Pengusaha Mengeluh Diperas Ormas, Waspadai Bahaya Besar Ini Bagi RI
Jakarta, PANGKEP NEWS – Aksi premanisme yang dilakukan oleh ormas terhadap dunia usaha serta masyarakat luas menciptakan kekhawatiran. Banyak pelaku usaha merasa takut menjalankan bisnis karena khawatir akan dipalak oleh aksi premanisme ormas ini.
“Kericuhan ini disebabkan oleh kurang tegasnya pemerintah terhadap ormas. Ini bisa mengancam investasi di Indonesia karena kenyamanan mereka terganggu,” ungkap Direktur Eksekutif Indef Esther Sri Astuti kepada PANGKEP NEWS, Rabu (30/4/2025).
Akhir-akhir ini, banyak pabrik di sektor padat karya yang menutup usahanya, termasuk tekstil. Hal ini menambah masalah baru yaitu meningkatnya pengangguran.
Karena kesulitan mendapatkan pekerjaan baru dan kondisi ekonomi yang terjepit, beberapa masyarakat diperkirakan mencari jalan pintas dengan bergabung dengan ormas. Namun, menurut Esther, bergabungnya sebagian masyarakat ke dalam ormas disebabkan oleh faktor lain.
“Ini bukan semata karena kesulitan ekonomi. Ada orang-orang yang memang memiliki ketertarikan di ormas,” ujar Esther.
Pemerintah dan penegak hukum harus bertindak cepat untuk menghentikan praktik pemerasan ini. Jika tidak, investor mungkin akan lebih memilih negara lain daripada Indonesia.
“Jika situasi ini dibiarkan, akan banyak pabrik yang keluar dari Indonesia, dan jumlah pengangguran akan meningkat, membuat lebih banyak orang kehilangan pekerjaan,” kata Esther.
Di sisi lain, pengamat properti Aleviery Akbar mengatakan bahwa keberadaan ormas dapat membuat investor merasa tidak nyaman, termasuk dalam kasus pembangunan mobil listrik BYD di Subang.
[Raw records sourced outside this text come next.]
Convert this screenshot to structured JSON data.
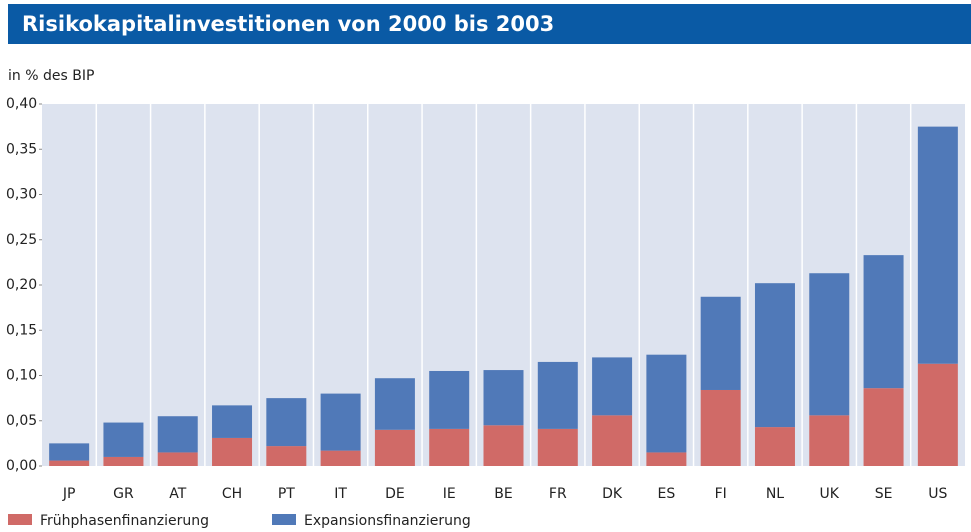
{
  "chart_data": {
    "type": "stacked_bar",
    "title": "Risikokapitalinvestitionen von 2000 bis 2003",
    "y_label": "in % des BIP",
    "categories": [
      "JP",
      "GR",
      "AT",
      "CH",
      "PT",
      "IT",
      "DE",
      "IE",
      "BE",
      "FR",
      "DK",
      "ES",
      "FI",
      "NL",
      "UK",
      "SE",
      "US"
    ],
    "series": [
      {
        "name": "Frühphasenfinanzierung",
        "color": "#d06a67",
        "values": [
          0.006,
          0.01,
          0.015,
          0.031,
          0.022,
          0.017,
          0.04,
          0.041,
          0.045,
          0.041,
          0.056,
          0.015,
          0.084,
          0.043,
          0.056,
          0.086,
          0.113
        ]
      },
      {
        "name": "Expansionsfinanzierung",
        "color": "#5079b8",
        "values": [
          0.019,
          0.038,
          0.04,
          0.036,
          0.053,
          0.063,
          0.057,
          0.064,
          0.061,
          0.074,
          0.064,
          0.108,
          0.103,
          0.159,
          0.157,
          0.147,
          0.262
        ]
      }
    ],
    "ylim": [
      0,
      0.4
    ],
    "yticks": [
      {
        "value": 0,
        "label": "0,00"
      },
      {
        "value": 0.05,
        "label": "0,05"
      },
      {
        "value": 0.1,
        "label": "0,10"
      },
      {
        "value": 0.15,
        "label": "0,15"
      },
      {
        "value": 0.2,
        "label": "0,20"
      },
      {
        "value": 0.25,
        "label": "0,25"
      },
      {
        "value": 0.3,
        "label": "0,30"
      },
      {
        "value": 0.35,
        "label": "0,35"
      },
      {
        "value": 0.4,
        "label": "0,40"
      }
    ]
  }
}
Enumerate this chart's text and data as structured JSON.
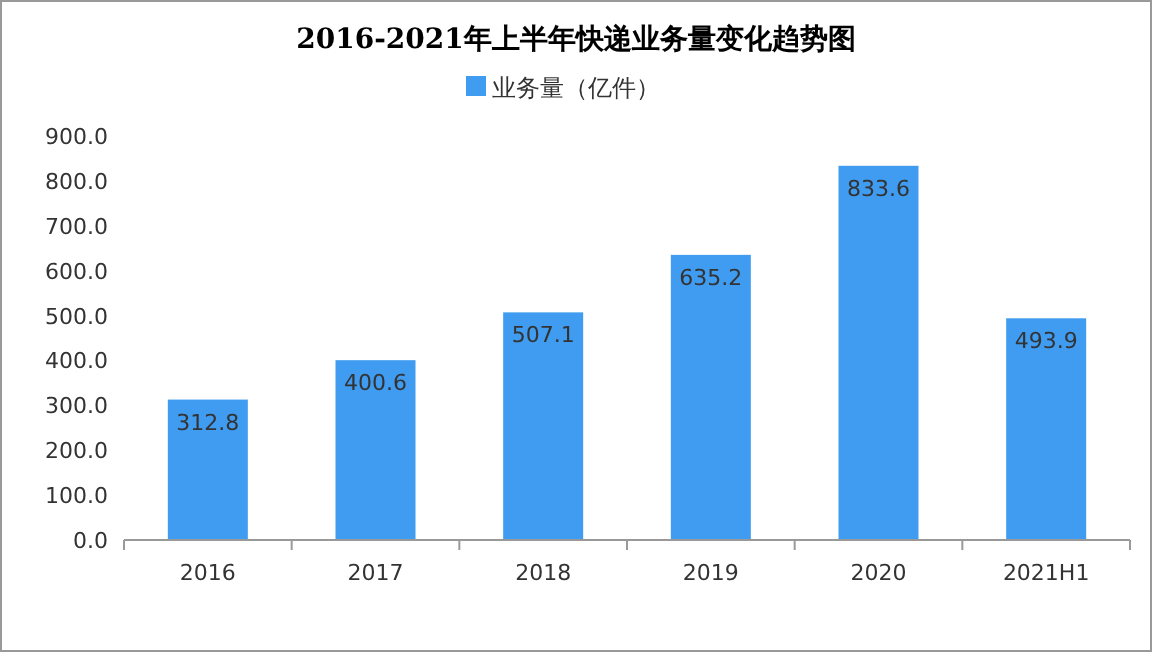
{
  "chart_data": {
    "type": "bar",
    "title": "2016-2021年上半年快递业务量变化趋势图",
    "categories": [
      "2016",
      "2017",
      "2018",
      "2019",
      "2020",
      "2021H1"
    ],
    "series": [
      {
        "name": "业务量（亿件）",
        "color": "#3f9cf0",
        "values": [
          312.8,
          400.6,
          507.1,
          635.2,
          833.6,
          493.9
        ]
      }
    ],
    "ylim": [
      0,
      900
    ],
    "yticks": [
      {
        "value": 0,
        "label": "0.0"
      },
      {
        "value": 100,
        "label": "100.0"
      },
      {
        "value": 200,
        "label": "200.0"
      },
      {
        "value": 300,
        "label": "300.0"
      },
      {
        "value": 400,
        "label": "400.0"
      },
      {
        "value": 500,
        "label": "500.0"
      },
      {
        "value": 600,
        "label": "600.0"
      },
      {
        "value": 700,
        "label": "700.0"
      },
      {
        "value": 800,
        "label": "800.0"
      },
      {
        "value": 900,
        "label": "900.0"
      }
    ],
    "data_labels": true,
    "legend": "top"
  }
}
Selain itu, juga akan menambah biaya bagi pelaku usaha yang akhirnya dapat membebani konsumen atau masyarakat.
“Aksi premanisme dalam pembangunan di sektor properti sebenarnya bukan hal baru dan telah lama berlangsung, namun menjadi viral karena melibatkan pabrik besar Kendaraan Listrik di Subang. Biaya ekonomi yang dikeluarkan karena tindakan ormas atau premanisme ini sulit diperkirakan, tetapi jelas sangat mengganggu ekosistem investasi di Indonesia,” jelas Aleviery.
Sebelumnya, beberapa pengusaha menyatakan keresahan mereka akibat tindakan premanisme ormas, seperti meminta Tunjangan Hari Raya (THR) hingga jatah proyek. Mereka termasuk Ketua Umum Asosiasi Pengusaha Indonesia (Apindo) Shinta Kamdani, Ketua Umum Dewan Minyak Sawit Indonesia (DMSI) Sahat Sinaga, Ketua Umum Persatuan Hotel dan Restoran Indonesia (PHRI) Hariyadi Sukamdani, Ketua DPD Asosiasi Pengusaha Truk Indonesia (Aptrindo) Banten Syaiful Bahri, Ketua Umum Himpunan Industri Mebel dan Kerajinan Indonesia (HIMKI) Abdul Sobur, Wakil Ketua Umum Asosiasi Pertekstilan Indonesia (API) Ian Syarief, hingga Ketua DPD Asosiasi Pengusaha Truk Indonesia (Aptrindo) Banten Syaiful Bahri.